26 January, 2016 - 11:31

The first step in turning data into information is to create a distribution. The most primitive way to present a distribution is to simply list, in one column, each value that occurs in the population and, in the next column, the number of times it occurs. It is customary to list the values from lowest to highest. This simple listing is called a "frequency distribution". A more elegant way to turn data into information is to draw a graph of the distribution. Customarily, the values that occur are put along the horizontal axis and the frequency of the value is on the vertical axis.

Ann Howard called the equipment manager at two nearby colleges and found out the following data on sock sizes used by volleyball players. At Piedmont State last year, 14 pairs of size 7 socks, 18 pairs of size 8, 15 pairs of size 9, and 6 pairs of size 10 socks were used. At Graham College, the volleyball team used 3 pairs of size 6, 10 pairs of size 7, 15 pairs of size 8, 5 pairs of size 9, and 11 pairs of size 10. Ann arranged her data into a distribution and then drew a graph called a Histogram:

media/image1.png
Figure 1.1 Frequency graph of sock sizes  
 

Ann could have created a relative frequency distribution as well as a frequency distribution. The difference is that instead of listing how many times each value occurred, Ann would list what proportion of her sample was made up of socks of each size:

media/image2.png
Figure 1.2 Relative frequency graph of sock sizes 
 

Notice that Ann has drawn the graphs differently. In the first graph, she has used bars for each value, while on the second, she has drawn a point for the relative frequency of each size, and the "connected the dots". While both methods are correct, when you have values that are continuous, you will want to do something more like the "connect the dots" graph. Sock sizes are discrete, they only take on a limited number of values. Other things have continuous values, they can take on an infinite number of values, though we are often in the habit of rounding them off. An example is how much students weigh. While we usually give our weight in whole pounds in the US ("I weigh 156 pounds."), few have a weight that is exactly so many pounds. When you say "I weigh 156", you actually mean that you weigh between 155 1/2 and 156 1/2 pounds. We are heading toward a graph of a distribution of a continuous variable where the relative frequency of any exact value is very small, but the relative frequency of observations between two values is measurable. What we want to do is to get used to the idea that the total area under a "connect the dots" relative frequency graph, from the lowest to the highest possible value is one. Then the part of the area under the graph between two values is the relative frequency of observations with values within that range. The height of the line above any particular value has lost any direct meaning, because it is now the area under the line between two values that is the relative frequency of an observation between those two values occurring.

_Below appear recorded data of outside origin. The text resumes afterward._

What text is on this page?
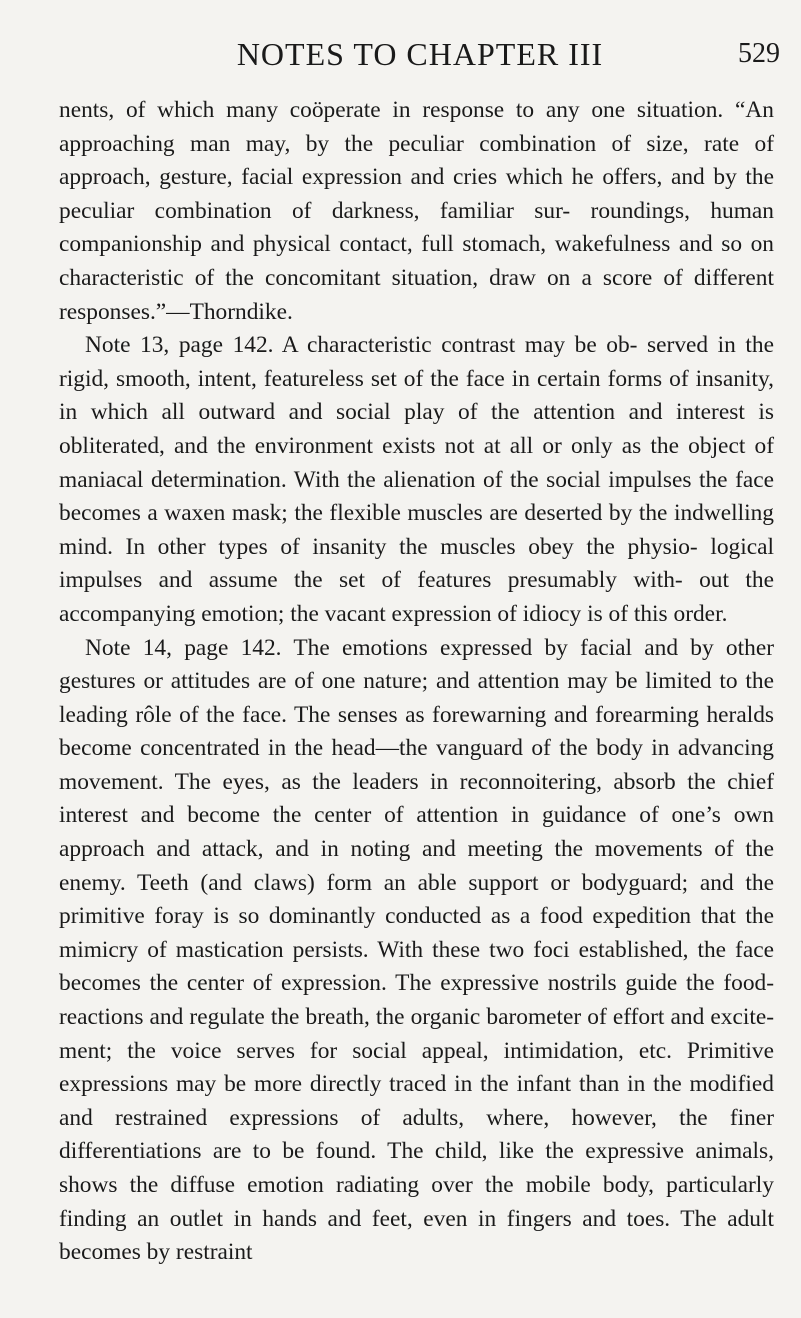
NOTES TO CHAPTER III	529

nents, of which many coöperate in response to any one situation. “An approaching man may, by the peculiar combination of size, rate of approach, gesture, facial expression and cries which he offers, and by the peculiar combination of darkness, familiar sur- roundings, human companionship and physical contact, full stomach, wakefulness and so on characteristic of the concomitant situation, draw on a score of different responses.”—Thorndike.

Note 13, page 142. A characteristic contrast may be ob- served in the rigid, smooth, intent, featureless set of the face in certain forms of insanity, in which all outward and social play of the attention and interest is obliterated, and the environment exists not at all or only as the object of maniacal determination. With the alienation of the social impulses the face becomes a waxen mask; the flexible muscles are deserted by the indwelling mind. In other types of insanity the muscles obey the physio- logical impulses and assume the set of features presumably with- out the accompanying emotion; the vacant expression of idiocy is of this order.

Note 14, page 142. The emotions expressed by facial and by other gestures or attitudes are of one nature; and attention may be limited to the leading rôle of the face. The senses as forewarning and forearming heralds become concentrated in the head—the vanguard of the body in advancing movement. The eyes, as the leaders in reconnoitering, absorb the chief interest and become the center of attention in guidance of one’s own approach and attack, and in noting and meeting the movements of the enemy. Teeth (and claws) form an able support or bodyguard; and the primitive foray is so dominantly conducted as a food expedition that the mimicry of mastication persists. With these two foci established, the face becomes the center of expression. The expressive nostrils guide the food-reactions and regulate the breath, the organic barometer of effort and excite- ment; the voice serves for social appeal, intimidation, etc. Primitive expressions may be more directly traced in the infant than in the modified and restrained expressions of adults, where, however, the finer differentiations are to be found. The child, like the expressive animals, shows the diffuse emotion radiating over the mobile body, particularly finding an outlet in hands and feet, even in fingers and toes. The adult becomes by restraint
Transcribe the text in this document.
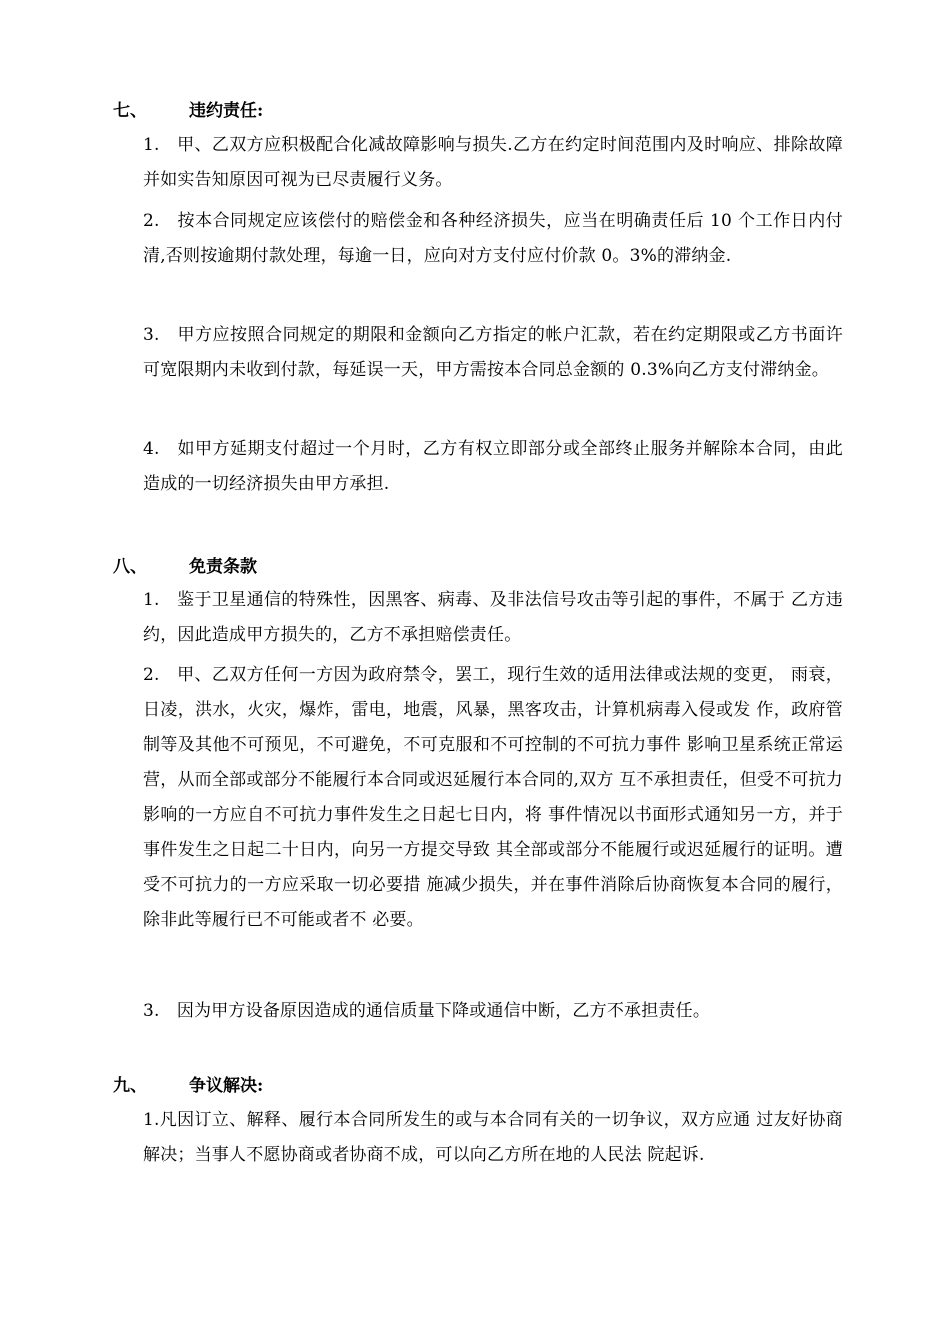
七、 违约责任:

1.　甲、乙双方应积极配合化减故障影响与损失.乙方在约定时间范围内及时响应、排除故障并如实告知原因可视为已尽责履行义务。

2.　按本合同规定应该偿付的赔偿金和各种经济损失，应当在明确责任后 10 个工作日内付清,否则按逾期付款处理，每逾一日，应向对方支付应付价款 0。3%的滞纳金.

3.　甲方应按照合同规定的期限和金额向乙方指定的帐户汇款，若在约定期限或乙方书面许可宽限期内未收到付款，每延误一天，甲方需按本合同总金额的 0.3%向乙方支付滞纳金。

4.　如甲方延期支付超过一个月时，乙方有权立即部分或全部终止服务并解除本合同，由此造成的一切经济损失由甲方承担.

八、 免责条款

1.　鉴于卫星通信的特殊性，因黑客、病毒、及非法信号攻击等引起的事件，不属于 乙方违约，因此造成甲方损失的，乙方不承担赔偿责任。

2.　甲、乙双方任何一方因为政府禁令，罢工，现行生效的适用法律或法规的变更， 雨衰，日凌，洪水，火灾，爆炸，雷电，地震，风暴，黑客攻击，计算机病毒入侵或发 作，政府管制等及其他不可预见，不可避免，不可克服和不可控制的不可抗力事件 影响卫星系统正常运营，从而全部或部分不能履行本合同或迟延履行本合同的,双方 互不承担责任，但受不可抗力影响的一方应自不可抗力事件发生之日起七日内，将 事件情况以书面形式通知另一方，并于事件发生之日起二十日内，向另一方提交导致 其全部或部分不能履行或迟延履行的证明。遭受不可抗力的一方应采取一切必要措 施减少损失，并在事件消除后协商恢复本合同的履行，除非此等履行已不可能或者不 必要。

3.　因为甲方设备原因造成的通信质量下降或通信中断，乙方不承担责任。

九、 争议解决:

1.凡因订立、解释、履行本合同所发生的或与本合同有关的一切争议，双方应通 过友好协商解决；当事人不愿协商或者协商不成，可以向乙方所在地的人民法 院起诉.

You can get some idea of how this works if you go back to the bar graph of the distribution of sock sizes, but draw it with relative frequency on the vertical axis. If you arbitrarily decide that each bar has a width of one, then the area "under the curve" between 7.5 and 8.5 is simply the height times the width of the bar for sock size 8: 0.3510 x 1. If you wanted to find the relative frequency of sock sizes between 6.5 and 8.5, you could simply add together the area of the bar for size 7 (that's between 6.5 and 7.5) and the bar for size 8 (between 7.5 and 8.5).